President Biden today called on banking regulators to reinstate rules on regional banks that were “rolled back” during the Trump administration, including rules concerning liquidity stress testing. His statement came as the Federal Reserve, FDIC and Government Accountability Office conduct investigations on whether regulators missed key warning signs ahead of the closures of Silicon Valley Bank and Signature Bank, with the American Bankers Association saying the president’s call for action was premature given those ongoing probes.
In a statement, Biden faulted the previous administration for allegedly weakening rules for regional institutions with assets from $100 billion to $250 billion, including SVB and Signature Bank. He urged regulators to reverse those decisions. Specifically, the administration is seeking to reinstate Dodd-Frank Act rules concerning liquidity requirements and enhanced liquidity stress testing, annual supervisory capital stress tests and comprehensive resolution plans. It also supports strong capital requirements for banks “at an appropriate time after a considerable transition period.” All changes can be accomplished through current law, the White House said.
In addition, the administration urged regulators to reduce the transition periods for applying rules to growing banks that are projected to exceed the $100 billion threshold. It called for strengthening supervisory tools—including stress testing—to ensure banks can withstand high interest rates and other stresses. It also called for expanding long-term debt requirements to a broader range of banks. Finally, the White House said that replenishing the Deposit Insurance Fund after the recent bank failures should not be borne by community banks.
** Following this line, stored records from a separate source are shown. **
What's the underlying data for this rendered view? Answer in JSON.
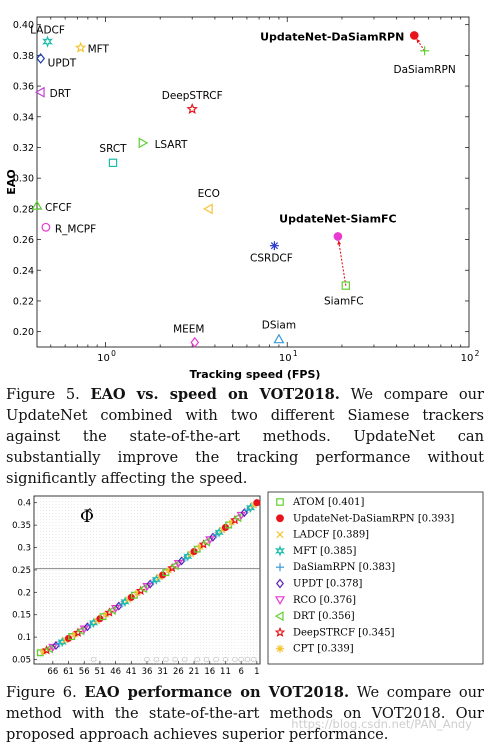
{
  "figure5": {
    "chart_data": {
      "type": "scatter",
      "xscale": "log",
      "xlabel": "Tracking speed (FPS)",
      "ylabel": "EAO",
      "xlim": [
        0.42,
        100
      ],
      "ylim": [
        0.19,
        0.405
      ],
      "xticks": [
        {
          "v": 1,
          "label": "10^0"
        },
        {
          "v": 10,
          "label": "10^1"
        },
        {
          "v": 100,
          "label": "10^2"
        }
      ],
      "yticks": [
        0.2,
        0.22,
        0.24,
        0.26,
        0.28,
        0.3,
        0.32,
        0.34,
        0.36,
        0.38,
        0.4
      ],
      "grid": false,
      "points": [
        {
          "name": "UpdateNet-DaSiamRPN",
          "x": 50,
          "y": 0.393,
          "marker": "dot",
          "color": "#e8141b",
          "bold": true,
          "lx": -10,
          "ly": 5,
          "anchor": "end"
        },
        {
          "name": "DaSiamRPN",
          "x": 57,
          "y": 0.383,
          "marker": "plus",
          "color": "#5fd030",
          "bold": false,
          "lx": 0,
          "ly": 22,
          "anchor": "middle"
        },
        {
          "name": "LADCF",
          "x": 0.48,
          "y": 0.389,
          "marker": "star6",
          "color": "#1bbcaa",
          "bold": false,
          "lx": 0,
          "ly": -8,
          "anchor": "middle"
        },
        {
          "name": "MFT",
          "x": 0.73,
          "y": 0.385,
          "marker": "star5",
          "color": "#f4c430",
          "bold": false,
          "lx": 7,
          "ly": 5,
          "anchor": "start"
        },
        {
          "name": "UPDT",
          "x": 0.44,
          "y": 0.378,
          "marker": "diamond",
          "color": "#1b3ea8",
          "bold": false,
          "lx": 7,
          "ly": 8,
          "anchor": "start"
        },
        {
          "name": "DRT",
          "x": 0.44,
          "y": 0.356,
          "marker": "triangle-left",
          "color": "#c040d0",
          "bold": false,
          "lx": 9,
          "ly": 5,
          "anchor": "start"
        },
        {
          "name": "DeepSTRCF",
          "x": 3.0,
          "y": 0.345,
          "marker": "star5",
          "color": "#e8141b",
          "bold": false,
          "lx": 0,
          "ly": -10,
          "anchor": "middle"
        },
        {
          "name": "LSART",
          "x": 1.6,
          "y": 0.323,
          "marker": "triangle-right",
          "color": "#5fd030",
          "bold": false,
          "lx": 12,
          "ly": 5,
          "anchor": "start"
        },
        {
          "name": "SRCT",
          "x": 1.1,
          "y": 0.31,
          "marker": "square",
          "color": "#1bbcaa",
          "bold": false,
          "lx": 0,
          "ly": -11,
          "anchor": "middle"
        },
        {
          "name": "ECO",
          "x": 3.7,
          "y": 0.28,
          "marker": "triangle-left",
          "color": "#f4c430",
          "bold": false,
          "lx": 0,
          "ly": -12,
          "anchor": "middle"
        },
        {
          "name": "CFCF",
          "x": 0.42,
          "y": 0.282,
          "marker": "triangle-up",
          "color": "#5fd030",
          "bold": false,
          "lx": 8,
          "ly": 5,
          "anchor": "start"
        },
        {
          "name": "R_MCPF",
          "x": 0.47,
          "y": 0.268,
          "marker": "circle",
          "color": "#e83ad0",
          "bold": false,
          "lx": 9,
          "ly": 5,
          "anchor": "start"
        },
        {
          "name": "UpdateNet-SiamFC",
          "x": 19,
          "y": 0.262,
          "marker": "dot",
          "color": "#e83ad0",
          "bold": true,
          "lx": 0,
          "ly": -14,
          "anchor": "middle"
        },
        {
          "name": "CSRDCF",
          "x": 8.5,
          "y": 0.256,
          "marker": "asterisk",
          "color": "#2a3bd0",
          "bold": false,
          "lx": -3,
          "ly": 16,
          "anchor": "middle"
        },
        {
          "name": "SiamFC",
          "x": 21,
          "y": 0.23,
          "marker": "square",
          "color": "#5fd030",
          "bold": false,
          "lx": -2,
          "ly": 19,
          "anchor": "middle"
        },
        {
          "name": "MEEM",
          "x": 3.1,
          "y": 0.193,
          "marker": "diamond",
          "color": "#e83ad0",
          "bold": false,
          "lx": -6,
          "ly": -10,
          "anchor": "middle"
        },
        {
          "name": "DSiam",
          "x": 9.0,
          "y": 0.195,
          "marker": "triangle-up",
          "color": "#3a9ad8",
          "bold": false,
          "lx": 0,
          "ly": -11,
          "anchor": "middle"
        }
      ],
      "arrows": [
        {
          "from": [
            57,
            0.383
          ],
          "to": [
            50,
            0.393
          ],
          "color": "#e8141b"
        },
        {
          "from": [
            21,
            0.23
          ],
          "to": [
            19,
            0.262
          ],
          "color": "#e8141b"
        }
      ]
    },
    "caption": {
      "label": "Figure 5.",
      "bold": "EAO vs. speed on VOT2018.",
      "text": "We compare our UpdateNet combined with two different Siamese trackers against the state-of-the-art methods. UpdateNet can substantially improve the tracking performance without significantly affecting the speed."
    }
  },
  "figure6": {
    "chart_data": {
      "type": "scatter",
      "title": "Φ̂",
      "ylim": [
        0.05,
        0.4
      ],
      "yticks": [
        0.05,
        0.1,
        0.15,
        0.2,
        0.25,
        0.3,
        0.35,
        0.4
      ],
      "xticks": [
        66,
        61,
        56,
        51,
        46,
        41,
        36,
        31,
        26,
        21,
        16,
        11,
        6,
        1
      ],
      "xlim": [
        72,
        0
      ],
      "reference_line": 0.253,
      "legend_placement": "right",
      "legend": [
        {
          "label": "ATOM [0.401]",
          "marker": "square",
          "color": "#5fd030"
        },
        {
          "label": "UpdateNet-DaSiamRPN [0.393]",
          "marker": "dot",
          "color": "#e8141b"
        },
        {
          "label": "LADCF [0.389]",
          "marker": "x",
          "color": "#f4c430"
        },
        {
          "label": "MFT [0.385]",
          "marker": "star6",
          "color": "#1bbcaa"
        },
        {
          "label": "DaSiamRPN [0.383]",
          "marker": "plus",
          "color": "#3a9ad8"
        },
        {
          "label": "UPDT [0.378]",
          "marker": "diamond",
          "color": "#5b21b6"
        },
        {
          "label": "RCO [0.376]",
          "marker": "triangle-down",
          "color": "#e83ad0"
        },
        {
          "label": "DRT [0.356]",
          "marker": "triangle-left",
          "color": "#5fd030"
        },
        {
          "label": "DeepSTRCF [0.345]",
          "marker": "star5",
          "color": "#e8141b"
        },
        {
          "label": "CPT [0.339]",
          "marker": "asterisk",
          "color": "#f4c430"
        }
      ]
    },
    "caption": {
      "label": "Figure 6.",
      "bold": "EAO performance on VOT2018.",
      "text": "We compare our method with the state-of-the-art methods on VOT2018. Our proposed approach achieves superior performance."
    }
  },
  "watermark": "https://blog.csdn.net/PAN_Andy"
}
Responding to Biden’s remarks, ABA President and CEO Rob Nichols said the association takes bank closures very seriously and agreed with the administration and members of Congress about the need to learn what happened and why. However, given the ongoing agency investigations on the bank closures, “it is premature to call for rule changes by independent regulatory agencies before determining the extent to which supervisors failed to make full use of their existing regulatory tools and authority,” Nichols said. “Allowing for a thoughtful and deliberate process will yield better and more lasting results.”